Double-antiangiogenic protein DAAP targeting vascular endothelial growth factor A and angiopoietins attenuates collagen-induced arthritis
- Equal contributors
1 Clinical Research Institute, Gyeongsang National University Hospital, 79 Gangnam-Ro, Jinju, 660-702, South Korea
2 National Research Laboratory of Vascular Biology and Stem Cells and Graduate School of Biomedical Science and Engineering, Korea Advanced Institute of Science and Technology (KAIST), 373-1 Guseong-dong, Daejeon, 305-701, South Korea
3 Department of Internal Medicine and Institute of Health Science, Gyeongsang National University School of Medicine, 79 Gangnam-Ro, Jinju, 660-702, South Korea
4 Department of Biochemistry and Neurobiology and Institute of Health Sciences, Gyeongsang National University School of Medicine, 79 Gangnam-Ro, Jinju, 660-702, South Korea
5 Department of Pathology, Medical School, Chonbuk National University, San 2-20, Geumam-dong, Jeonju, 561-756, South Korea
6 Department of Radiology, Medical School, Chonbuk National University, San 2-20, Geumam-dong, Jeonju, 561-756, South Korea
7 Department of Biological Sciences and Graduate School of Nanoscience and Technology, Korea Advanced Institute of Science and Technology (KAIST), 373-1 Guseong-dong, Daejeon, 305-701, South Korea
Arthritis Research & Therapy 2013, 15:R85 doi:10.1186/ar4265Published: 14 August 2013
Angiogenesis plays a critical role in synovial inflammation and joint destruction in rheumatoid arthritis (RA). Vascular endothelial growth factor A (VEGF-A) and angiopoietins are two important mediators of synovial angiogenesis. We have previously developed a novel chimeric decoy receptor, namely, double-antiangiogenic protein (DAAP), which can both bind VEGF-A and angiopoietins and block their actions. This study was performed to evaluate the antiarthritic effect of DAAP and the combination effect with the tumor necrosis factor α (TNF-α) inhibitor in collagen-induced arthritis (CIA).
Recombinant DAAP, VEGF-Trap, Tie2-Fc and dimeric Fc proteins were produced and purified from CHO cells in large-scale bioreactors. CIA was induced in DBA/1 mice with type II collagen. The preventive effect of DAAP was determined and compared with other decoy receptors such as VEGF-Trap or Tie2-Fc, which block VEGF-A or angiopoietins, respectively. The clinical, radiographic, pathologic and immunohistochemical analyses were performed in CIA mice. The levels of matrix metalloprotease 3 (MMP-3) and interleukin 1β (IL-1β) were quantified by enzyme-linked immunosorbent assay, and receptor activator of nuclear factor κB ligand (RANKL) mRNA levels were measured by polymerase chain reaction. Finally, we investigated the combination effects of DAAP with a low dose of TNF-α decoy receptor (etanercept 10 mg/kg).

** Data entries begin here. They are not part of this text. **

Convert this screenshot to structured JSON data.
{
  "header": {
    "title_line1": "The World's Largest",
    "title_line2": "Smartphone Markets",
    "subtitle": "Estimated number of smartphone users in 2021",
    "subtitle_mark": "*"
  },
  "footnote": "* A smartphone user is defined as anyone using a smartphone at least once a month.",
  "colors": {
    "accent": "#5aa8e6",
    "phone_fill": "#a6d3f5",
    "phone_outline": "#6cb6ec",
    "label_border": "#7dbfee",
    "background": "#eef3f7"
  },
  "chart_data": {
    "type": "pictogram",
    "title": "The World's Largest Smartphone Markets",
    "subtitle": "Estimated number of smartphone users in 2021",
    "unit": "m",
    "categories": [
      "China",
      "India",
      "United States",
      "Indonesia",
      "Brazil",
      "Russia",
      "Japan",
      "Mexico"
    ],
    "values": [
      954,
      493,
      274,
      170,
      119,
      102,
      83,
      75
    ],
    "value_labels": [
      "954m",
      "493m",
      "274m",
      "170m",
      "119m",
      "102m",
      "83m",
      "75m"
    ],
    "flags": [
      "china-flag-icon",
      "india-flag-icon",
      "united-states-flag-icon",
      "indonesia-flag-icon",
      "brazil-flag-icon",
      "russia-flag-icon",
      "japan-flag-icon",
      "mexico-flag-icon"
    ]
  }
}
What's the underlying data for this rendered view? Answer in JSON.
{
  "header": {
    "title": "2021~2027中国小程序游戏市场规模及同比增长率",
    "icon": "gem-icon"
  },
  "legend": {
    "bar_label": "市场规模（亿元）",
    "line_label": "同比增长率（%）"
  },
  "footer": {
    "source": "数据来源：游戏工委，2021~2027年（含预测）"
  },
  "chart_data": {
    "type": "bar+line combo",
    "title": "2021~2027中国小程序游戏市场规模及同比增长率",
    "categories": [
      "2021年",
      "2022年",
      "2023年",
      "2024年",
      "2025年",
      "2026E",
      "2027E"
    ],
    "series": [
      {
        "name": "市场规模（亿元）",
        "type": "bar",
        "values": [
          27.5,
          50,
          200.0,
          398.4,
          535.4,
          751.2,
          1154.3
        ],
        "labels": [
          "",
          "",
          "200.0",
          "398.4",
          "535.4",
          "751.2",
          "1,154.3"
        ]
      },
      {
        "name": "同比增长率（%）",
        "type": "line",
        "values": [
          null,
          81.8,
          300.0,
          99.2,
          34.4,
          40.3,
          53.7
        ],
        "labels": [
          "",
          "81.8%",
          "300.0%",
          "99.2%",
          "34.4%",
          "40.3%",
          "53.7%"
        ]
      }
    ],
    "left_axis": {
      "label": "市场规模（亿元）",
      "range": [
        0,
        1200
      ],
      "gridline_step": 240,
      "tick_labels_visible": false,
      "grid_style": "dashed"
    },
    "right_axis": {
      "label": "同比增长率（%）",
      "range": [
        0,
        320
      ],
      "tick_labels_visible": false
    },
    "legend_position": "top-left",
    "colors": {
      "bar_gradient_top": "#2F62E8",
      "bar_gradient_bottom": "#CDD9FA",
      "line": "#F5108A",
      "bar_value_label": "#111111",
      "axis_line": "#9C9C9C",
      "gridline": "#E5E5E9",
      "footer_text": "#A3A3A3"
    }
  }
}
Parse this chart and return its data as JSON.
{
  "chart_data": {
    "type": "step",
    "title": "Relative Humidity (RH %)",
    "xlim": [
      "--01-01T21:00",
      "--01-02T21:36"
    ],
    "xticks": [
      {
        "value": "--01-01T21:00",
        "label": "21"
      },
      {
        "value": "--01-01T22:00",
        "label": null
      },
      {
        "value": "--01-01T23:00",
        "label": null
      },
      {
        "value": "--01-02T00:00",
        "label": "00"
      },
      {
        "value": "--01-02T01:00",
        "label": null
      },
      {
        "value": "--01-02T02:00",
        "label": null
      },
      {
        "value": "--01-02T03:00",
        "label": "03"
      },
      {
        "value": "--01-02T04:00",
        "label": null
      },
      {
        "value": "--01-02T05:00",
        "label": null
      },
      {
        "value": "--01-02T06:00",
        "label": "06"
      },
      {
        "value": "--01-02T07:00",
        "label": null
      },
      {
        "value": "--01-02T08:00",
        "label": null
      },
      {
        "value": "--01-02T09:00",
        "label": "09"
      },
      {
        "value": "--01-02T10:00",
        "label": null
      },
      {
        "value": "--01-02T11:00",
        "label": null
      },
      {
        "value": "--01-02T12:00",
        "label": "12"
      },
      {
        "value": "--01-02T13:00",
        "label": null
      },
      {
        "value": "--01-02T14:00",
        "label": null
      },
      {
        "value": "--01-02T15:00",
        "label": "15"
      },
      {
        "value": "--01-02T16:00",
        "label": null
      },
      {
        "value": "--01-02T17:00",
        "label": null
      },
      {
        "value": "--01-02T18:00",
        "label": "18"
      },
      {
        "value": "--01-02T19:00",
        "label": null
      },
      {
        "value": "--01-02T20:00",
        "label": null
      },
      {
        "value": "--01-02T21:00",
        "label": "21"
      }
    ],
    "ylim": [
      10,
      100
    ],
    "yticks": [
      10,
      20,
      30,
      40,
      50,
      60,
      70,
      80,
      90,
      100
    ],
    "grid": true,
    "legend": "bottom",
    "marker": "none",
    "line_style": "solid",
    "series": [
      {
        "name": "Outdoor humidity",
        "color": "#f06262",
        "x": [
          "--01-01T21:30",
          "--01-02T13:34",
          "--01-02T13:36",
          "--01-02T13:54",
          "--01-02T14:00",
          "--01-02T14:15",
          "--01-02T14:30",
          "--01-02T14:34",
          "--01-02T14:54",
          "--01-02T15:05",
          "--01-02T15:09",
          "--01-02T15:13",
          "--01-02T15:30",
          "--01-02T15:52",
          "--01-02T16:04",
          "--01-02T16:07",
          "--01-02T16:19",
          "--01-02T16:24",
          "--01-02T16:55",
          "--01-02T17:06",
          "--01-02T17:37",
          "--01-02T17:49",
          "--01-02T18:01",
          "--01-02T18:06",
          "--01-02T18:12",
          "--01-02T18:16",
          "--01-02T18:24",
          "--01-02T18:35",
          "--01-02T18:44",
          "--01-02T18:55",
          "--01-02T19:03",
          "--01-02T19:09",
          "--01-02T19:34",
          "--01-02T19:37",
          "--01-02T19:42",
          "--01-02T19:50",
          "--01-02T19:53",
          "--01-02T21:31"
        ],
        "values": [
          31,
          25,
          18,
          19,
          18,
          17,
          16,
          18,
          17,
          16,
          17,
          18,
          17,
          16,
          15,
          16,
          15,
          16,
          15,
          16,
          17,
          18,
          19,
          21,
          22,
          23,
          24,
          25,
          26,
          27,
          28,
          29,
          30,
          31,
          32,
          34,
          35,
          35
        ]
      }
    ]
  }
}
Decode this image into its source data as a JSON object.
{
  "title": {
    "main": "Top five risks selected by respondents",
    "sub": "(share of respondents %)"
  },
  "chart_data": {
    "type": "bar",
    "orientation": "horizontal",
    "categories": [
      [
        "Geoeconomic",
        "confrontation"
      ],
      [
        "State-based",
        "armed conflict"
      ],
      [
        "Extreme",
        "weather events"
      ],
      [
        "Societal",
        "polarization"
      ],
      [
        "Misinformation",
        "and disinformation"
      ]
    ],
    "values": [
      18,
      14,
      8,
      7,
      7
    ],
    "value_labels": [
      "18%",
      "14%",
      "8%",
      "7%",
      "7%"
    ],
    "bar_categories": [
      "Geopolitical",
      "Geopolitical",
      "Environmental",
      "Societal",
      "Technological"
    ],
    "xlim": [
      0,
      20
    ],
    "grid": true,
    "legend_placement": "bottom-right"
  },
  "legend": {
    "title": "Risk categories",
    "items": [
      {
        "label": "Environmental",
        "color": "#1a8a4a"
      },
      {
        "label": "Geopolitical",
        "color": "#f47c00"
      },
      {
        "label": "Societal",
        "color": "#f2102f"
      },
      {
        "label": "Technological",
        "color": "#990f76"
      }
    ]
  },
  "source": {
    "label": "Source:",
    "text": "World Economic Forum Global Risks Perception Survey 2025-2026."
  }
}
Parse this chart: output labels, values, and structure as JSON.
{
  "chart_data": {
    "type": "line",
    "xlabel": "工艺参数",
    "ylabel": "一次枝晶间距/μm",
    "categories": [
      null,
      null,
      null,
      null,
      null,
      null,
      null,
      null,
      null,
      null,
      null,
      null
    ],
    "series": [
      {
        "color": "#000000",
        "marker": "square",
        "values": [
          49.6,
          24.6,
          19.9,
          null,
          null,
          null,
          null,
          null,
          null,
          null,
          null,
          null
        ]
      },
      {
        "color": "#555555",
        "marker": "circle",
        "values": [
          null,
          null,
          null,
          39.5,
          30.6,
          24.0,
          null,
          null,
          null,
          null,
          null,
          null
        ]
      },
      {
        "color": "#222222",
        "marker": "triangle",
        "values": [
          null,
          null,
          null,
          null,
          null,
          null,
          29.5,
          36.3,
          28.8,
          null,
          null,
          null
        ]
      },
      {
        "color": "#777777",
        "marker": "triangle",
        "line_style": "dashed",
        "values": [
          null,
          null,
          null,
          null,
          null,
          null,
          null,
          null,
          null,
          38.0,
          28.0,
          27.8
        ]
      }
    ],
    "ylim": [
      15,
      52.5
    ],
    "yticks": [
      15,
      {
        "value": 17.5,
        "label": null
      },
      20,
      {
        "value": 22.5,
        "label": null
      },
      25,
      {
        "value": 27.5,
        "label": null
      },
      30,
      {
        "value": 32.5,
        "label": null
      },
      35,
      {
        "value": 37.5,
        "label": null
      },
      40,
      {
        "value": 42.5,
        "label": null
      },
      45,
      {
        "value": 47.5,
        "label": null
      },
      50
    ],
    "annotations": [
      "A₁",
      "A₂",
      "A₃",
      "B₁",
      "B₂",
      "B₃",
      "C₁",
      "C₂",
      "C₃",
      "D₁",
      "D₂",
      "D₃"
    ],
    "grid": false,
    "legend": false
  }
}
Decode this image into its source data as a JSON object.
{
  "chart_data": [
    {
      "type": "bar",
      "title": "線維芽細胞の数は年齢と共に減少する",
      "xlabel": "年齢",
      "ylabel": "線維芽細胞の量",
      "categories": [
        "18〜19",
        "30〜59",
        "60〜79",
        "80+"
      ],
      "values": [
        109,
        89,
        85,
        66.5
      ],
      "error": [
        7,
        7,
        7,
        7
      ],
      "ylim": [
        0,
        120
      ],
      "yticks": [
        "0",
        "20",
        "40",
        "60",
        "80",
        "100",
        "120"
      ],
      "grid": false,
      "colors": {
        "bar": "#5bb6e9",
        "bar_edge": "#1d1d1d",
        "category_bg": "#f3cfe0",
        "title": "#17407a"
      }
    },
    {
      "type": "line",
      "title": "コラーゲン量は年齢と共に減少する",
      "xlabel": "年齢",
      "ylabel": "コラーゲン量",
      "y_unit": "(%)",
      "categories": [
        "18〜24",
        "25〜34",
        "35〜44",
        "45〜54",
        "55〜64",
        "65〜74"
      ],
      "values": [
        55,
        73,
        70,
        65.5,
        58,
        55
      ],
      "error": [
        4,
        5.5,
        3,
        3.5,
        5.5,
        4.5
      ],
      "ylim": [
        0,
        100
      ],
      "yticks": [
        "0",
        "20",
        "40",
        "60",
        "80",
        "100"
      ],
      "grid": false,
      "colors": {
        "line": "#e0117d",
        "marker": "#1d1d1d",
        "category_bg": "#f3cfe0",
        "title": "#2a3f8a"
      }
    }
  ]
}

On the basis of clinical and radiographic evaluation, DAAP had a much greater inhibitory effect than VEGF-Trap or Tie2-Fc on arthritis severity and bone destruction. These inhibitory effects were accompanied by significantly diminishing pathologic abnormalities, CD31-positive vasculature and synovial infiltration by F4/80-positive macrophages. The levels of MMP-3, IL-1β and RANKL were much lower in the DAAP-injected group than those of the control. Furthermore, DAAP showed a therapeutic effect and a combination effect with etanercept when injected after arthritis onset in established CIA.
DAAP has not only potent prophylactic effects on both inflammation and bone destruction but also therapeutic effects, alone and in combination with a TNF-α inhibitor in CIA mice. These results suggest that DAAP could be used as an effective new therapeutic agent for RA.